Procès du lynchage d'Échirolles : trois meurtriers présumés s'exhibent sur Facebook

Procès du lynchage d'Échirolles : trois meurtriers présumés s'exhibent sur Facebook

PROVOCATION - Le procès pour les meurtres de Kevin et Sofiane s'est ouvert ce lundi, et déjà les tensions montent. Depuis leurs cellules, certains accusés ont posté sur Facebook des photos et des messages provocateurs.

"Des erreurs ont troublé mon passé mais je ne regrette rien de tout ce que j'ai fait". C'est le message très clair qu'a posté sur Facebook un des accusés du procès d’Échirolles, selon le journal Le Point . Trois des meurtriers présumés qui comparaissent depuis lundi, devant la cour d'assises de Grenoble, pour le sauvage lynchage de Kévin et Sofiane en septembre 2012, se sont créé des comptes Facebook alors qu'ils étaient en détention préventive. Leurs pseudos sont déjà provocateurs : "Moh Kawasaki", "Mantale D'ascié" ou encore "El Chapo Courto", en référence au baron de la drogue mexicain qui s'est évadé de prison en juillet 2015 .

Menaces et provocations

Sur ces pages Facebook, les trois jeunes, dont deux frères, ont posté des images, des photos, accompagnées de commentaires qui témoignent de la légèreté avec laquelle ils prennent les faits qui leur sont reprochés. On voit l'un d'entre eux se prélasser dans une piscine gonflable, installée dans sa cellule. Un autre fume un joint.
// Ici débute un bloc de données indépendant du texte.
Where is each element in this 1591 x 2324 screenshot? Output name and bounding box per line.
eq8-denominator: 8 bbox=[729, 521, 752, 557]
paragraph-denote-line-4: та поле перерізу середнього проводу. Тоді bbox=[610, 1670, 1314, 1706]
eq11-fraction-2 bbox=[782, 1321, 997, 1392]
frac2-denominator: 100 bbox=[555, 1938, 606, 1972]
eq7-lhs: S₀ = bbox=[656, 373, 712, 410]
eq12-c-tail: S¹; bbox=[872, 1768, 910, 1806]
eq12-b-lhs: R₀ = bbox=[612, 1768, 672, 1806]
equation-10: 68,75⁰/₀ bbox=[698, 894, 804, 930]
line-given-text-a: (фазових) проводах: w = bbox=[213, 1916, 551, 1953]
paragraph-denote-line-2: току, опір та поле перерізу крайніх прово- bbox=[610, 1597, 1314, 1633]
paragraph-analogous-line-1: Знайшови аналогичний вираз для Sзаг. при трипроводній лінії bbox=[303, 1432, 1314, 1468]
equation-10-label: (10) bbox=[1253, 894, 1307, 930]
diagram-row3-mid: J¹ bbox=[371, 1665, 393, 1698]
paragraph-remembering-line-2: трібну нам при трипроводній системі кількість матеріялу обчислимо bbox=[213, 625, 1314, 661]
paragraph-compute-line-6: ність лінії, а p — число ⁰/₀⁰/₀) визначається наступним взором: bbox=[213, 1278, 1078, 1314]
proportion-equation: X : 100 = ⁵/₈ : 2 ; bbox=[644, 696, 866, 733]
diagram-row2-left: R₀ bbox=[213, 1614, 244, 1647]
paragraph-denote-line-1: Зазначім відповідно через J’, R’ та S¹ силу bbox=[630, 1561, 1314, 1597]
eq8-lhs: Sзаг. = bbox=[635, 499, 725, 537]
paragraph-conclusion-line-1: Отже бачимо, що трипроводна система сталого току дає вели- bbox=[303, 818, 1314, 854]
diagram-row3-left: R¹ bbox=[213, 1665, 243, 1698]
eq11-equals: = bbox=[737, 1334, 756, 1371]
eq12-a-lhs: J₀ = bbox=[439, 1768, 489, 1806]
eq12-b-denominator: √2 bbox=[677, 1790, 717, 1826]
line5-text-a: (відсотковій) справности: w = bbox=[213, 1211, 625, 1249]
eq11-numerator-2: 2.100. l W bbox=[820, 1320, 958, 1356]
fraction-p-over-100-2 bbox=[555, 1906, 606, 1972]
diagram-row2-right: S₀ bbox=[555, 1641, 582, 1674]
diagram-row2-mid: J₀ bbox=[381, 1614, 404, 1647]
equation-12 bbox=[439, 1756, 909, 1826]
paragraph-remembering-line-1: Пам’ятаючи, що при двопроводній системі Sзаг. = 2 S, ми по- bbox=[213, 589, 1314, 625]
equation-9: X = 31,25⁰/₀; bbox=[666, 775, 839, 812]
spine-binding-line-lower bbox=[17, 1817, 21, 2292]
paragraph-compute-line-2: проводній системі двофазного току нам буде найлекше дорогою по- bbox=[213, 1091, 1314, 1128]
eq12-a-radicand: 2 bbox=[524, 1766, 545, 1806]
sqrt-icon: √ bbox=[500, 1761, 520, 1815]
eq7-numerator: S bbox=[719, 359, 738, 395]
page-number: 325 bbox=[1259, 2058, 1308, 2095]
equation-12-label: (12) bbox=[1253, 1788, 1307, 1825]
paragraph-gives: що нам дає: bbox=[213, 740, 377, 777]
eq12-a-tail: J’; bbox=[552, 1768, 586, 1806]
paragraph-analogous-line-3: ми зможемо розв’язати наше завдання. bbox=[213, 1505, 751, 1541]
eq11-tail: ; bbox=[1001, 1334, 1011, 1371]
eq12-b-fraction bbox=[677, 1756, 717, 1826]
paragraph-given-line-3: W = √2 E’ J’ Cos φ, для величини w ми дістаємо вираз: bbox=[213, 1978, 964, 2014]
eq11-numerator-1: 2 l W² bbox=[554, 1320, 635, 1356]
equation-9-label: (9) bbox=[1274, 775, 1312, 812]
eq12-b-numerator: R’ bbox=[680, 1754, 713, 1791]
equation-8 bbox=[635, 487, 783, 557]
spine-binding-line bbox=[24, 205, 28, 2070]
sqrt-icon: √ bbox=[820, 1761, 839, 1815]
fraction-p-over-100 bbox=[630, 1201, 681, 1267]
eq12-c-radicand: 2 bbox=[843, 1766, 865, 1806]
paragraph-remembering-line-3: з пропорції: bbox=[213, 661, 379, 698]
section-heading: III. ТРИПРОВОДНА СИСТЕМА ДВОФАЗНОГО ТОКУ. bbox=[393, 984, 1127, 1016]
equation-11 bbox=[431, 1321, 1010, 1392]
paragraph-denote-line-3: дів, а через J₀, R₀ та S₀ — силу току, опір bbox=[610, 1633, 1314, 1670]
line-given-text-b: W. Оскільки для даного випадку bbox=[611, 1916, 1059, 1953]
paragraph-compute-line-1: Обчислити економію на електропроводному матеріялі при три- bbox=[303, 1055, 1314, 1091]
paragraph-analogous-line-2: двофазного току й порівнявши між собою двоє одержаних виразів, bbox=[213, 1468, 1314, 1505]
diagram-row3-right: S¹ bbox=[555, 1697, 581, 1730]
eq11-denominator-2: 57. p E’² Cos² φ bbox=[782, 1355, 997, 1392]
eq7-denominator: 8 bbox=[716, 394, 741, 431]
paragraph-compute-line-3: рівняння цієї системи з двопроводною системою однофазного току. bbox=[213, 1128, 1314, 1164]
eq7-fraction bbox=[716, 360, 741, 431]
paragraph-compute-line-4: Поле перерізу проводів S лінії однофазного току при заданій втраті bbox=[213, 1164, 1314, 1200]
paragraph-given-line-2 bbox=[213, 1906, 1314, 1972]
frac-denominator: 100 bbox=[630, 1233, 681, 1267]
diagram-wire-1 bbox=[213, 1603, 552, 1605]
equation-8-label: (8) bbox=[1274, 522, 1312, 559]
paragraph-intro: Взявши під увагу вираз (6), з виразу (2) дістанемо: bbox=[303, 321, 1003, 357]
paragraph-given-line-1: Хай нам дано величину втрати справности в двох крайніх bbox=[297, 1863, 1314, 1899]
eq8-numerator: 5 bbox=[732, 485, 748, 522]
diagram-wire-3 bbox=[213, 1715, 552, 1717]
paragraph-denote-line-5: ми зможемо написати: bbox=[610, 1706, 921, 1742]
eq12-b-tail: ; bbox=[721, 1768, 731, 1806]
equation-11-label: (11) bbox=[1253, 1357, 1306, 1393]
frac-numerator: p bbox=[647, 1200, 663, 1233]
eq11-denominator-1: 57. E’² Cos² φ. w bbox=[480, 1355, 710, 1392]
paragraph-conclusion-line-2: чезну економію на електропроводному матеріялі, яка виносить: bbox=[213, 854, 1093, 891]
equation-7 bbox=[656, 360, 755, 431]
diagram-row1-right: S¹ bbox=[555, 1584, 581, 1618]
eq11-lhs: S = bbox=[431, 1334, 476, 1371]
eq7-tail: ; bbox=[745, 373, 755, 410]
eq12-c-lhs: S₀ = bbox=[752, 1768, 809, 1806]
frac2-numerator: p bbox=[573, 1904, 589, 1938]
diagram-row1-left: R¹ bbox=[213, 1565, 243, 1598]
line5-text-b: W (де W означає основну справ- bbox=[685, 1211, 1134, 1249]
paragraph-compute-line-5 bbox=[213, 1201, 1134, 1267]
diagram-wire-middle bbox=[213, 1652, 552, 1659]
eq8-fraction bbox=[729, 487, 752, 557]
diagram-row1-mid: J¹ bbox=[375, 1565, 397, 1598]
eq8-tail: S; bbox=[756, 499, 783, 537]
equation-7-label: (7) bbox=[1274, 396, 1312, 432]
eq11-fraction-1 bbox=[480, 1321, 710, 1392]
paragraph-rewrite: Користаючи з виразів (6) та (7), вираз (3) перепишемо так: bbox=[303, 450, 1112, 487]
Un autre fait le V de la victoire dans un post intitulé "La taule". Sous des photos d'armes de poing ou de kalachnikovs, les légendes disent : "Un jour Tous se paye [sic]" ou encore "Si la vérité blesse... imagine toi skune bale [sic] peut faire !!!".

Me Manivong, avocat des familles des victimes, a qualifié ces actes de la sorte : "C'est pour le moins une provocation et au pire une défiance". De son côté, Me Vernay, dont deux des clients feraient partie des trois accusés concernés, s'est dite surprise : "Je suis extrêmement choquée, j'ai pris la parole ce matin pour expliquer au président que le procès se passait dans la salle et ne se passait pas à l’extérieur. L'exploitation de ce qui est dit par médias interposés me choque profondément. J'attends qu'on interroge mes clients pour qu'ils répondent". Ces posts auraient été en ligne depuis plusieurs mois selon les familles de Kévin et Sofiane. Juste avant le procès, les profils ont été désactivés. Mai ces comportements provocateurs et ces propos dénués de remords pourront servir à la cour d'assises de l'Isère lors de son jugement.

Un procès à huis clos sous haute tension

En septembre 2012, Kévin et Sofiane étaient lynchés par douze jeunes dans un parc près de Grenoble. Deux accusés, les frères Denis et Ulas C., ont obtenu que le procès se déroule à huis clos car, selon leur avocat Me Vernay, "ils ne pourraient pas s'exprimer en présence de tout le monde car la pression est trop forte". Le père de Sofiane aurait préféré l'inverse : "Nos enfants ont été assassinés en public, on voulait un débat public", avait-il demandé lundi.

Le parquet a accepté le huis clos car, au moment des faits, les deux jeunes étaient mineurs. Une décision que ne comprend pas l'avocat des familles : "Nous sommes très choqués par les comportements des accusés qui ont réclamé le huis clos alors qu'ils se sont étalés sur Facebook. On ne peut pas demander une chose et avoir son contraire. Nous demandions une audience publique pour éviter ces incidents. (...) Les familles sont très très choquées." Le procès risque d'être long pour les familles des victimes.